Torununun daha ilkokula başlamadan asmadan yaprakları toplayıp
kapının önünde satmak için tezgâh açtığını hatırladı. 3. sınıfta
iken ise beslenmesine fazladan meyve koydurup sınıf
arkadaşlarına satıyordu. Hatta bir keresinde dükkândan market
camlarına yapıştırılan ürün etiketlerini bile okula götürüp
satmıştı arkadaşlarına. Ama bu mezarlık işi tehlikeliydi. Oğlum
mezarlıktan toplanan meyve helal olmaz filan deseler de laf
anlamamış ticaretini devam ettiriyordu! Reis.
Camiye girdiğinde imam odasında otururken buldu
Baki Hoca’yı. Aralarında birkaç yaş olsa da neredeyse çocukluk
arkadaşıydılar. Uzun yıllar Kapu Camisi’nde imamlık yaptıktan
sonra Külahçı Camisi’nden emekli olan Hoca, aynı caminin cemaati
olarak her vakit genç imamın ardında yerini alır, derin fıkıh
bilgisi ile de yatsı namazlarından önce bir sorusu olan olursa
faydalı olmaya çalışırdı. Baktı yalnız oturuyor durumu anlattı
Hoca’ya. Hoca “Vay kerata vay” dedi. “Dedesine çekmiş ne olacak.
Yarın namazdan sonra gidip bir çaylarını içelim. Nasihat edelim
İnşallah”
Öyle de oldu. Ertesi gün yatsı namazından sonra
sefere çıkılmıştı... Ağzı dualı bereketli birisiydi mübarek.
Arabanızın tekerine taş değmesin diye başlar, Allah aşınızdan
işinizden eşinizden ayırmasın diye duaya devam ederdi.
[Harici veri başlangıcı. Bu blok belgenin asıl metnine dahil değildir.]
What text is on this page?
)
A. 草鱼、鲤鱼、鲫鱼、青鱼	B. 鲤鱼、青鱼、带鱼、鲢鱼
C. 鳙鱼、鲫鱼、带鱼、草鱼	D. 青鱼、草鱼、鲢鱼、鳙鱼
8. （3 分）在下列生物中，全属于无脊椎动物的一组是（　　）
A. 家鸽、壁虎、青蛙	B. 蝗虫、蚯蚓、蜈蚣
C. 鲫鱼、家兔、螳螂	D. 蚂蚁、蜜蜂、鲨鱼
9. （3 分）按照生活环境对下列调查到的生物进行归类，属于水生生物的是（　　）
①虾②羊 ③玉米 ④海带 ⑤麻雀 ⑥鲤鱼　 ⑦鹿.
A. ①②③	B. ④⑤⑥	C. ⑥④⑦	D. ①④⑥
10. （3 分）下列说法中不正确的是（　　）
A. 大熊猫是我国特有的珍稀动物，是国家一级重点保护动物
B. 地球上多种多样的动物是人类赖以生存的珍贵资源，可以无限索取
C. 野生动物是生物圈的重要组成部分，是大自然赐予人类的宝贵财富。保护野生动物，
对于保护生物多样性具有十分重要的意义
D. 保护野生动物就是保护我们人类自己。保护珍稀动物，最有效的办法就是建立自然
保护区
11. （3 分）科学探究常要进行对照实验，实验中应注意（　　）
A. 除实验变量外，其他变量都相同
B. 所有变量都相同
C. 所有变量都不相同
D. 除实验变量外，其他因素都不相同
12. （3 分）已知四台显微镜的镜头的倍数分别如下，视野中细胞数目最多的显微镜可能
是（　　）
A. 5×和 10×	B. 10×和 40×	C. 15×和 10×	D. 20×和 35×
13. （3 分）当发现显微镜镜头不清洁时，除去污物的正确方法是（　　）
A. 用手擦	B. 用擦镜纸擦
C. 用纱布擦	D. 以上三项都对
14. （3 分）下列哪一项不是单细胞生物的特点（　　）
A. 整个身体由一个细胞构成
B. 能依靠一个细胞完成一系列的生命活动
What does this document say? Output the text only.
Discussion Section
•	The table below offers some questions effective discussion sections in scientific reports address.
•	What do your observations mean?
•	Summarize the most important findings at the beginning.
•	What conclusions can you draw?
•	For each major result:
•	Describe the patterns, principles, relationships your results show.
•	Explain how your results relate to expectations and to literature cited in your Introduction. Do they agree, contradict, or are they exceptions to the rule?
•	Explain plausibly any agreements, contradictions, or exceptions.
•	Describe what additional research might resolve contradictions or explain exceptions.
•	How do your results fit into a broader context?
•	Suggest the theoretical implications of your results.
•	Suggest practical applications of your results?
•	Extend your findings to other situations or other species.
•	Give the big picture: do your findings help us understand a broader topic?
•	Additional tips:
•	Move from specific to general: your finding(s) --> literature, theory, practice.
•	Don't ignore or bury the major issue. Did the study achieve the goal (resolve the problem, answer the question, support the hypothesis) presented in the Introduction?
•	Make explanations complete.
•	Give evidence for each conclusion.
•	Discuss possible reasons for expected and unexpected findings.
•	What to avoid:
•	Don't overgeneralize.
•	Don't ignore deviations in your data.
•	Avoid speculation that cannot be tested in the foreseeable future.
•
Abdülbaki
Hoca gelir de kuru bir çay ile ağırlanır mı düşüncesiyle çiğ
köfte yapılmış çayın yanına kek, pasta hazırlanmış, meyveler de
unutulmamıştı. Tabi tüccar bey! durumdan haberdar edilmemiş ama
aklı erdiğinden beri her gördüğünde elini öpmeye koştuğu Hoca
amcasının evlerine geleceğini duyunca çok sevinmişti. Çaylar
içilip bardaklar toplandıktan sonra babası mevzuyu açınca şafak
attı ama biraz mahcup biraz öfkeli mecburen dinlemeye başladı.
“Hocam bizim bu oğlumuz okulunun arkasındaki
mezarlıkta bulunan badem ağaçlarından çağla toplayıp
arkadaşlarına satıyormuş. En sonunda Müdür Bey beni çağırdı.
Koca Musalla Mezarlığı, gündüzün sessizliğinde başlarına bir iş
gelir diye korktuğunu söyledi. Hem de mezarlık vakıf toprağı
oradan elde edilen kazanç haram olmaz mı?”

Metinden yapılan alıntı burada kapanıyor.